Media houses will be asked by the police watchdog, the Independent Police Investigative Directorate (Ipid), for their video footage of the tragedy at Lonmin’s platinum mine in Rustenburg on Thursday. This was confirmed on Sunday by the body’s outgoing executive director, Francois Beukman.

Past attempts by police to gain such access have been vigorously resisted by newspapers and broadcasters on the basis that it could endanger the safety of journalists or affect their ability to cover events.

“I can confirm that video material will be essential to ascertain what happened and, during the course of the coming week, Ipid will be approaching the relevant institutions with regard to the video material made on the scene,” Beukman told Independent Newspapers in an interview.

He said the footage would be crucial to get to the bottom of what has become known as the Marikana massacre, in which 34 miners died and nearly 80 were injured after police opened fire on protesters gathered on a hill near the mine.

A further 10 people – including two police officers, two security guards and three National Union of Mineworkers shop stewards – died in earlier, separate incidents since an illegal strike began 10 days ago.

“I understand that this [access to video footage] is very sensitive in terms of media freedom, but in the circumstances, we are going to have to approach these organisations and see what we can get,” Beukman said.

Copy of South Africa Mine Violence~12 [1] Mine workers listen to former youth leader of the African National Congress (ANC) Julius Malema at the Lonmin mine near Rustenburg on Saturday, August 18, 2012. AP

He confirmed that the directorate had access to SAPS footage of the incidents.

Beukman said that in terms of Section 205 of the Criminal Procedures Act, police could force the media to hand over all their footage of the event.

The directorate was working round-the-clock on its investigation, which would seek to determine whether the police’s response was proportional to the threat posed by armed and angry mineworkers.

Beukman said Batseeba Mothlale, Ipid’s acting provisional head in North West, would head the management of the investigation, while the operational investigation would be led by Molatedi Molatedi, North West deputy Ipid head.

More than 40 investigators were working on the case, while additional experts were on standby to assist.
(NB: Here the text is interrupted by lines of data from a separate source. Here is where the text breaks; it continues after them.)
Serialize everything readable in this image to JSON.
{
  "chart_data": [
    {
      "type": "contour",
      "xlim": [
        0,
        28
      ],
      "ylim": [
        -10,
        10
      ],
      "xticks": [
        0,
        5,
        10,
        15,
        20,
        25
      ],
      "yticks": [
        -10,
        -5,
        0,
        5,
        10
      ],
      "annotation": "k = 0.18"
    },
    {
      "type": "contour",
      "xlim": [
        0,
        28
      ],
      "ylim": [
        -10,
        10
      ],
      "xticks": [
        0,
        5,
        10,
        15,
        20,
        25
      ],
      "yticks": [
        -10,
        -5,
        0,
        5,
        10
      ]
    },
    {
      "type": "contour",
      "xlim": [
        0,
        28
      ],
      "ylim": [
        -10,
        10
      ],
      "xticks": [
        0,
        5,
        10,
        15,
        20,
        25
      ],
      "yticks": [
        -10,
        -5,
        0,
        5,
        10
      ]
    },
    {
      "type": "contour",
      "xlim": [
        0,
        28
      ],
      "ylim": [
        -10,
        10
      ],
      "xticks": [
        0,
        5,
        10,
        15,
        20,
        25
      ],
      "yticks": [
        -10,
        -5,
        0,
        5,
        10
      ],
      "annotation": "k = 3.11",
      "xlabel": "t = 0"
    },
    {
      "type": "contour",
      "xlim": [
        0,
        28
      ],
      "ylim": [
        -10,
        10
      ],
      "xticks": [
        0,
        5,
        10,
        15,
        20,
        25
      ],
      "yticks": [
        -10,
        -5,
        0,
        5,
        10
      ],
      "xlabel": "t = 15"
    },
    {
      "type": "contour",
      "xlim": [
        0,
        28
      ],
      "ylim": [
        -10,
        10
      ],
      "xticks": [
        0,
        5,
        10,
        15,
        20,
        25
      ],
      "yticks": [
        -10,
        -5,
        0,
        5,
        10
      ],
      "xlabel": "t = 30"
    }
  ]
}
Beukman was briefed by senior police officers at the scene on Friday.

He said it was still too early to have established the real facts around the tragedy.

Forensic experts had examined the scene and at least 70 witness statements had been taken. Ballistic tests were under way on about 45 seized firearms.

He expected to be able to confirm the number of attempted murder dockets opened later today. A team of private pathologists would start conducting post-mortems on the bodies tomorrow.

Another major focus this week would be taking statements from SAPS group leaders who were in command at the scene.

Beukman said it was likely the media would be briefed on the investigation by Tuesday.